Min Jin Lee is the author of the novels Pachinko and Free Food for Millionaires, a New York Times Editor’s Choice, among other honors. She was awarded the 2004 Narrative Prize for her story “Axis of Happiness,” and her essays have been anthologized in Breeder and To Be Real. From 2007 to 2011 Min Jin lived in Tokyo, where she wrote Pachinko. She lives in New York City with her family.


Free Food for Millionaires

A Story

by Min Jin Lee

1. Options

Competence can be a curse. As a capable young woman, Casey Han felt compelled to choose respectability and success. But it was glamour and insight that she craved. A Korean immigrant who’d grown up in a dim, blue-collar neighborhood in Queens, she’d hoped for a bright, glittering life beyond the workhorse struggles of her parents, who managed a Manhattan dry cleaner.

Casey was unusually tall for a Korean, nearly five feet eight, slender, and self-conscious about what she wore.

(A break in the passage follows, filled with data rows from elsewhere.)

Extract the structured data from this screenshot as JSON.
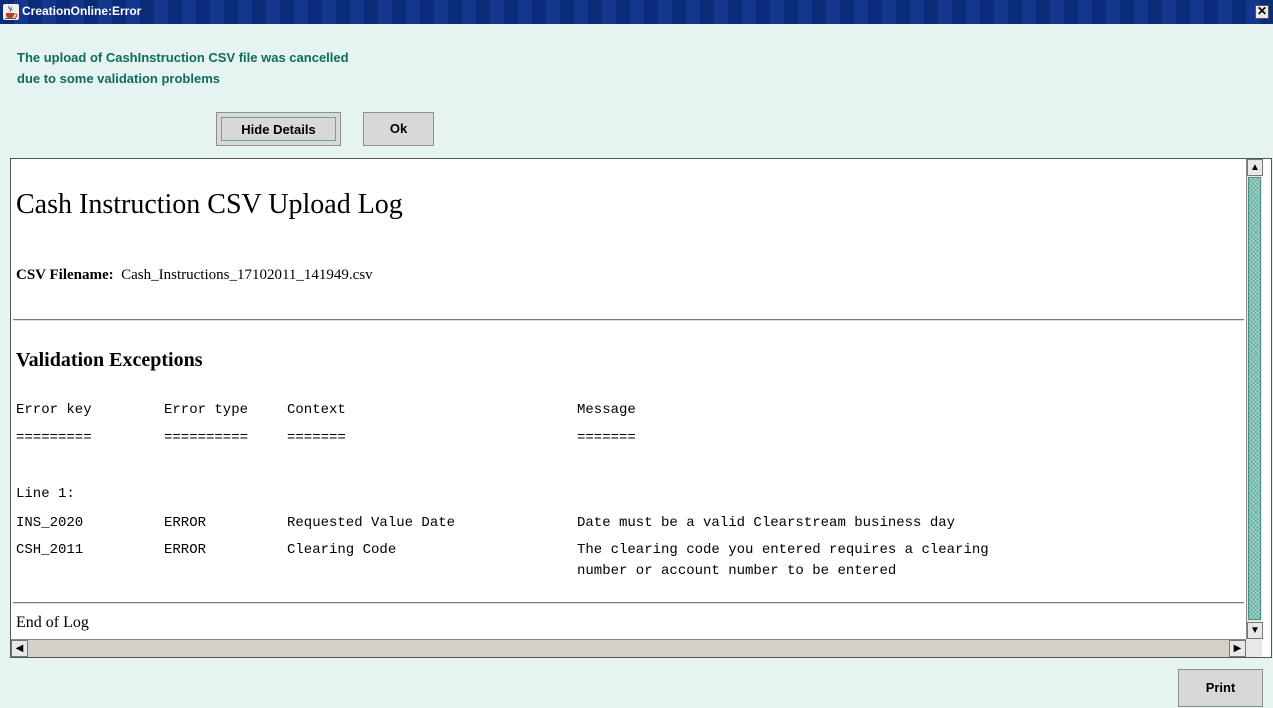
{
  "window": {
    "title": "CreationOnline:Error",
    "close_glyph": "✕"
  },
  "dialog": {
    "message_line1": "The upload of CashInstruction CSV file was cancelled",
    "message_line2": "due to some validation problems",
    "hide_details_label": "Hide Details",
    "ok_label": "Ok",
    "print_label": "Print"
  },
  "log": {
    "title": "Cash Instruction CSV Upload Log",
    "csv_filename_label": "CSV Filename:",
    "csv_filename": "Cash_Instructions_17102011_141949.csv",
    "section_title": "Validation Exceptions",
    "columns": {
      "key": "Error key",
      "type": "Error type",
      "context": "Context",
      "message": "Message"
    },
    "underlines": {
      "key": "=========",
      "type": "==========",
      "context": "=======",
      "message": "======="
    },
    "line_label": "Line 1:",
    "rows": [
      {
        "key": "INS_2020",
        "type": "ERROR",
        "context": "Requested Value Date",
        "message": "Date must be a valid Clearstream business day",
        "message2": ""
      },
      {
        "key": "CSH_2011",
        "type": "ERROR",
        "context": "Clearing Code",
        "message": "The clearing code you entered requires a clearing",
        "message2": "number or account number to be entered"
      }
    ],
    "end_text": "End of Log"
  },
  "icons": {
    "app": "java-coffee-cup-icon",
    "close": "close-icon",
    "up": "scroll-up-arrow-icon",
    "down": "scroll-down-arrow-icon",
    "left": "scroll-left-arrow-icon",
    "right": "scroll-right-arrow-icon"
  },
  "colors": {
    "title_bar": "#0b2c7e",
    "dialog_background": "#e5f3f1",
    "message_text": "#0f6b5c",
    "scroll_thumb": "#7fc3b6"
  }
}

She kept her black hair shoulder length, fastidiously powdered her nose, and wore wine-colored lipstick without variation. To save money, she wore her eyeglasses at home, but outside she wore contact lenses to correct her nearsightedness. She did not believe she was pretty but felt she had something—some sort of workable sex appeal. She admired feminine modesty and looked down at women who tried to appear too sexy. For a girl of only twenty-two, Casey had numerous theories of beauty and sexuality, but the essence of her philosophy was that allure trumped flagrant display. She’d read that Jacqueline Kennedy Onassis advised a woman to dress like a column, and Casey never failed to follow that instruction.